There’s a common perception that the odds are stacked against traditional media companies and that ‘born digital’ titles have all the advantages.
After all, what online-only news sites and apps lack in heritage they make up for with an absence of baggage from their past. These are designed specifically to be read on mobiles, with ‘snackable’ lists and video just made for sharing.
Compared to these small portions of content, old-style news seems difficult to digest. Unhampered by outdated IT systems, these young newcomers also know that the wheels of business behind their web pages spin freely and quickly in response to changing demands.
In contrast, the ageing corporates are weighed down with unwieldy, patched-together technology stacks. They still need manual labour and extensive workarounds. Front offices are disjointed from their colleagues at the back.
They probably have a CRM system linked to core business areas, but it’s unlikely to cover the entire organisation. This means that they have no single view of each individual reader’s behaviour across both print and digital, so they are unable to deliver the highly personalised online content that today’s readers expect.
Besides, producing print and online issues concurrently takes time and resources. Although most publishers know that digital is the future, boards tend to be risk-averse and slow to make decisions; to them, the situation is too fluid and uncertain and there’s the temptation to accept a controlled decline rather than chance a hasty change.
Yet, it’s within these in these fast-evolving situations that opportunities arise. When we recently carried out an extensive survey across the US and UK about the complex issue of monetising this content, the results suggested a glimmer of hope for traditional publishers.
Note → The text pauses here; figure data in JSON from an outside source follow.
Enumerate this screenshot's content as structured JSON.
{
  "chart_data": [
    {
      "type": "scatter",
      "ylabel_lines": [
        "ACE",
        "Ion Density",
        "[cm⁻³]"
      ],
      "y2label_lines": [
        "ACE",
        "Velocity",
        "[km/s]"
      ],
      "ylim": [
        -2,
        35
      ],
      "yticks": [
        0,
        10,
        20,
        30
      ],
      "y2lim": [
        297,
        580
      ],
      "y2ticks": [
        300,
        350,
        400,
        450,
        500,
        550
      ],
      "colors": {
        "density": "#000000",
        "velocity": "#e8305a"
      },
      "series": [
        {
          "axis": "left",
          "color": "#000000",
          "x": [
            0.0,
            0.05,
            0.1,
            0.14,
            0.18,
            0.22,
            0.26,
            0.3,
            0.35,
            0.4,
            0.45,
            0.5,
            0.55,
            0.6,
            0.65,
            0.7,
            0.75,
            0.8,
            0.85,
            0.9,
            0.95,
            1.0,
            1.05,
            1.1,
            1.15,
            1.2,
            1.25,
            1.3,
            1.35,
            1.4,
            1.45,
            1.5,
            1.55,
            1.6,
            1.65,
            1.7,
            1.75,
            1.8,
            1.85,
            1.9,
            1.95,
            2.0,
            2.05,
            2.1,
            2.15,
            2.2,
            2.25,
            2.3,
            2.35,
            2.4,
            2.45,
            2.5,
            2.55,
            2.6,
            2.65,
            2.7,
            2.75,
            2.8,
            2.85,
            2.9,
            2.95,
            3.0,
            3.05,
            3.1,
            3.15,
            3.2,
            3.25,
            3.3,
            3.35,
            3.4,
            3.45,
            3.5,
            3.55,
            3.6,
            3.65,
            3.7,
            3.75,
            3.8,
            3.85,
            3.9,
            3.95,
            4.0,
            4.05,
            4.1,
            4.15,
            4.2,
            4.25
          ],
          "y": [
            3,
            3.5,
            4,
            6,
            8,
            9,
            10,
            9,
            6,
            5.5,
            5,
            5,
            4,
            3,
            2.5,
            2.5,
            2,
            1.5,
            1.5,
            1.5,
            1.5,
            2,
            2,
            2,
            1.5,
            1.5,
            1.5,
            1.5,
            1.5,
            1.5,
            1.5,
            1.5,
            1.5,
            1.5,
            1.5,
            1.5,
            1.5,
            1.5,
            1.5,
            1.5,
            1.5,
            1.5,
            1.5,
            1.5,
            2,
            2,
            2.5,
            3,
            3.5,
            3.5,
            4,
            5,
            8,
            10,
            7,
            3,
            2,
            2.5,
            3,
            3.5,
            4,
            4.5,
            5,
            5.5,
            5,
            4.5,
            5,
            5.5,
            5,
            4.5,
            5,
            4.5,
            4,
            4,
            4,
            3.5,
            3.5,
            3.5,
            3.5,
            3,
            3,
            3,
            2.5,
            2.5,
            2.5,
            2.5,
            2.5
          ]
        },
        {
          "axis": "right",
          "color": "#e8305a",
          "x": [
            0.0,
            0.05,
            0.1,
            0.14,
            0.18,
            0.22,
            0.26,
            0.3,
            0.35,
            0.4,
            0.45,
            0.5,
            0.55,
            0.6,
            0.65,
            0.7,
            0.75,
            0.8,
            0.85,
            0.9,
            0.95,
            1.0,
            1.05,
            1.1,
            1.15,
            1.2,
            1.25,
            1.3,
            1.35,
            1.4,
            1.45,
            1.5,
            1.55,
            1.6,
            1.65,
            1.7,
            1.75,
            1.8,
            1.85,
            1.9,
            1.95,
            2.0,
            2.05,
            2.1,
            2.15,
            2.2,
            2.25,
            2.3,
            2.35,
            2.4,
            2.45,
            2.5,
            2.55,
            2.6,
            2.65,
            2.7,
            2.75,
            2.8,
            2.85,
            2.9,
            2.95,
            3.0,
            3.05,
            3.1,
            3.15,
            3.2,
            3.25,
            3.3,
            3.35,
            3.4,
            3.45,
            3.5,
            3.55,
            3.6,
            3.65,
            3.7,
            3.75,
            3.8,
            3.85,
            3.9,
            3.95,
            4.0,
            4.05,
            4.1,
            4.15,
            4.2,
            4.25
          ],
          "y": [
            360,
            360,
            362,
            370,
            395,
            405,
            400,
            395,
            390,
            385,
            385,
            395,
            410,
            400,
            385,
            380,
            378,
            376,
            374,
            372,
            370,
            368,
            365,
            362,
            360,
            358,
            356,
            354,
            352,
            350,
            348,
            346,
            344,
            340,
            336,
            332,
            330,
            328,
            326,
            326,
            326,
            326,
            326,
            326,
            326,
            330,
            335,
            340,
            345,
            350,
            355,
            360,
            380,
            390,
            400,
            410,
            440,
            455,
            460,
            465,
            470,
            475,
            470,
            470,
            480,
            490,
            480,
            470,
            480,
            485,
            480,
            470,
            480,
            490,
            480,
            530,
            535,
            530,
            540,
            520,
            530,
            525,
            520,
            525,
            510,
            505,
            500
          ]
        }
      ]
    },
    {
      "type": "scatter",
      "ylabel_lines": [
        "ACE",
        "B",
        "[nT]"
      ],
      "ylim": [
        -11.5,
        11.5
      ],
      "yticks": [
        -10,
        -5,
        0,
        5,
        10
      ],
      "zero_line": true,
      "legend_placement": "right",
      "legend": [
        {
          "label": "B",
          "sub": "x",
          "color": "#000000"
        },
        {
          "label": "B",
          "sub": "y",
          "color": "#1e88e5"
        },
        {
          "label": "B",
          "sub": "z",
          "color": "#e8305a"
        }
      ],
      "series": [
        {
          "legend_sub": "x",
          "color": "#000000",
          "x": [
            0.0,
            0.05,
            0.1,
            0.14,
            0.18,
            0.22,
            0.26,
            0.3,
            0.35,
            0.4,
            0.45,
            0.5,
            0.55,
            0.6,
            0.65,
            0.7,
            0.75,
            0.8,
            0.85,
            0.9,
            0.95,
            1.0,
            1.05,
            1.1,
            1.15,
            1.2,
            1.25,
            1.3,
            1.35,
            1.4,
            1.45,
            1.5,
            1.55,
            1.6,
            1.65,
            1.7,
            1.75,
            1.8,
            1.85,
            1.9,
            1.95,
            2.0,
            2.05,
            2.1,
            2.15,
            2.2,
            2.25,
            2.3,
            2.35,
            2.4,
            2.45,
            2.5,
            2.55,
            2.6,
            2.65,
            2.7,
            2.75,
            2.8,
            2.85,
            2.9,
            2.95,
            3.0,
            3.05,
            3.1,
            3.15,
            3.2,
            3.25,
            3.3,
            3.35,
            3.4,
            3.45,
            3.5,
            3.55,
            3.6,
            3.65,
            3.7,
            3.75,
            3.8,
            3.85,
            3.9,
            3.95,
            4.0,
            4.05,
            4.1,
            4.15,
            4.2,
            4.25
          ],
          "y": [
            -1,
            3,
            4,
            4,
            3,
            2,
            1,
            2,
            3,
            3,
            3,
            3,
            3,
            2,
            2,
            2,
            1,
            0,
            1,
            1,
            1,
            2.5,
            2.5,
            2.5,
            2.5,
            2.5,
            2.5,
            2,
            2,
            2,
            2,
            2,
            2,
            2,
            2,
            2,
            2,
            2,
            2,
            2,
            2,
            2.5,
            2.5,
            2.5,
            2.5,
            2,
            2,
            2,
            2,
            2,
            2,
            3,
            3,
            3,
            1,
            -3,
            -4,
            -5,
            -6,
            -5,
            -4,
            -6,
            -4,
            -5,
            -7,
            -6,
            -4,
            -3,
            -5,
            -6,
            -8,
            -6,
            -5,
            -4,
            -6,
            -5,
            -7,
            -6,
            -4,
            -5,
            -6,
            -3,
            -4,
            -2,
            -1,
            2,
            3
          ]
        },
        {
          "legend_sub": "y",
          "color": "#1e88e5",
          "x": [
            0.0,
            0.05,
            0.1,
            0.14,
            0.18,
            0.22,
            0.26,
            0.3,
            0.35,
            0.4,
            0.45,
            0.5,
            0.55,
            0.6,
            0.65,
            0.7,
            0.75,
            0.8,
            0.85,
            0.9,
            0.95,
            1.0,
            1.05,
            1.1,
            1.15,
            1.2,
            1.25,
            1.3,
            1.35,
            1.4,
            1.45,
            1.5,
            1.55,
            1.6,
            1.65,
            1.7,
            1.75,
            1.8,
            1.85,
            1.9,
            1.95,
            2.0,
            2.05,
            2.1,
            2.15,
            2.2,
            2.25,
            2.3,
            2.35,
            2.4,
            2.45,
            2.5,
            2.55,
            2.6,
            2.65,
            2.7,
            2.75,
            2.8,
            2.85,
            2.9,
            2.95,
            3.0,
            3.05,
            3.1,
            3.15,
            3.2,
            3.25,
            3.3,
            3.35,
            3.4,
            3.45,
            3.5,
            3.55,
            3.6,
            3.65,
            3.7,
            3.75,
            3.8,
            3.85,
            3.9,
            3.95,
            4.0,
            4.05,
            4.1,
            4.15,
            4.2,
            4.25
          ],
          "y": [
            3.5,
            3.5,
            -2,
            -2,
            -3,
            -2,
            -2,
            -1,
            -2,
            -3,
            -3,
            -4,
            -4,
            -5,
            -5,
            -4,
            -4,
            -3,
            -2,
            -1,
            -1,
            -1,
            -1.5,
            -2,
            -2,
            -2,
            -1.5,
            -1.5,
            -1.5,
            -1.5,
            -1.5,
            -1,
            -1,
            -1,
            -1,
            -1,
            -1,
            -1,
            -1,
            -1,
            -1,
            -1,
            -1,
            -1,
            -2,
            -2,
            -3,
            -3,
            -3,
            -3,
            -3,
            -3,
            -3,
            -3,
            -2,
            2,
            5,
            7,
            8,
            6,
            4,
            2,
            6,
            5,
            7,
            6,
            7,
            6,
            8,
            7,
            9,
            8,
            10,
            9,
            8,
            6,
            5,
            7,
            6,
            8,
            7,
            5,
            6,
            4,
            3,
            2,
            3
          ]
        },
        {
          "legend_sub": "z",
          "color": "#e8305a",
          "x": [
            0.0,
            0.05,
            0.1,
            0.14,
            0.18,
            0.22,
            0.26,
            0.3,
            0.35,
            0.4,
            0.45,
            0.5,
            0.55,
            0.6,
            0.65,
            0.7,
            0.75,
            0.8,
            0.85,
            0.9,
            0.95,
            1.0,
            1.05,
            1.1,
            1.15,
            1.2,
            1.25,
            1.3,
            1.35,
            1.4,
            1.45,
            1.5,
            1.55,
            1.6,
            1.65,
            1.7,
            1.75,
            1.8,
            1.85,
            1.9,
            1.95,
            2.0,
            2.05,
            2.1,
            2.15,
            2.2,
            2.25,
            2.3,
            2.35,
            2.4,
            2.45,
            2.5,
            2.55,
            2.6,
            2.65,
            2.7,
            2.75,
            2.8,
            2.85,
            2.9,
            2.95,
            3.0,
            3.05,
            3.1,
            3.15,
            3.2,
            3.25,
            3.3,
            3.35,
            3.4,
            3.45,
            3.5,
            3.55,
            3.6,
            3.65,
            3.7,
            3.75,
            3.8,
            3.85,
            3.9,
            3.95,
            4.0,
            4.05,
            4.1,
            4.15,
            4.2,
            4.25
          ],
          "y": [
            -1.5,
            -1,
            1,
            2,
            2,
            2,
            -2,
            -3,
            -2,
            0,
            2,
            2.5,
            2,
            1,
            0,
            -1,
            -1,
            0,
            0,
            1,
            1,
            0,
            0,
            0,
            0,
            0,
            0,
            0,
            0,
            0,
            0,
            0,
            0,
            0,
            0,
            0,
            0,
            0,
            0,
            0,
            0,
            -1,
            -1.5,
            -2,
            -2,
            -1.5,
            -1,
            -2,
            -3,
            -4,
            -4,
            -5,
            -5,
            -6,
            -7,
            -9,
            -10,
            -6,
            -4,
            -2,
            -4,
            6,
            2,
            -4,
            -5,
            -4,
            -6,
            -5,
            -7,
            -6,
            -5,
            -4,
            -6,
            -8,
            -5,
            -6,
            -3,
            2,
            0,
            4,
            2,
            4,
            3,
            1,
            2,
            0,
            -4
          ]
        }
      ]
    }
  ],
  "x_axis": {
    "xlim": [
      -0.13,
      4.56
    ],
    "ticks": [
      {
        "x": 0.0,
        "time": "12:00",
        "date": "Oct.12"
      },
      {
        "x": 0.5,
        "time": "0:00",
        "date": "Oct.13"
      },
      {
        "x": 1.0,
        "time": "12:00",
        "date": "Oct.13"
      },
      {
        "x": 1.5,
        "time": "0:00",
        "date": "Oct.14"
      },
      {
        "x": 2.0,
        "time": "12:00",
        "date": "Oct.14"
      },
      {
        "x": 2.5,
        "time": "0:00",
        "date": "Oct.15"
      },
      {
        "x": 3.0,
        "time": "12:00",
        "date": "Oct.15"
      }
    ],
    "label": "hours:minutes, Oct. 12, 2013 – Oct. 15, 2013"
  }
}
In the UK, a total of 88% of those polled don’t currently pay for digital media sites and apps providing content such as news, fashion, sports and business, even though 45% had accessed online content that day. At the same time, only 7% were prepared to subscribe to receive this content.
In comparison, over half (54%) of UK respondents had paid for printed media over the past month. This highlights how consumers attach different values to these two delivery methods.
Of course, nobody in their right mind would suggest a return to print only. However, revenue from print advertising is still a mainstay for many titles, even if it is diminishing. This gives publishers a base for their new products and services.
But, they need to build on this as a matter of urgency, smoothing the transition to digital with cross-media products, rather than continuing to promote siloed sales. Cloud technology could change the game once again for them, enabling them to place a new technology layer on top their legacy systems. This provides the flexibility to make fast changes which then flow seamlessly into existing workflow and processes. It also encourages fast experimentation with ideas.
The winning formula will be different for each publisher or title – and finding it will need this fast iteration to enable them to fail, if necessary, and then quickly try again until they succeed. If this doesn’t happen quickly, readers will go elsewhere to competitors who have already successfully made the shift to digital.
Plus, the transformation needs to go deeper than tweaking content or the deals offered, It will take nothing less than a radical re-build of infrastructure to enable this required agility and allow publishers to bring more innovations to market faster.
Unfortunately, going back to our survey, there were few signs that the situation will improve in the near future, with the behaviour of digital natives suggesting that publishers will have to work even harder to monetise their offerings. In the UK, those in the 16 – 24 age group were shown to spend the least of all on purchasing media content with 78% spending less than £1 a week. Across all age groups, 58% currently spend less than £1 a week.
Of course, some of the big publishing names have already become early adopters and are re-inventing themselves using these methods. But there are still many in the industry, especially among local and regional publishers, who have yet to get their act together and build a new strategy.
Now they only have a short window in which to act, to rebuild their business and achieve the flexibility that a digital future will demand.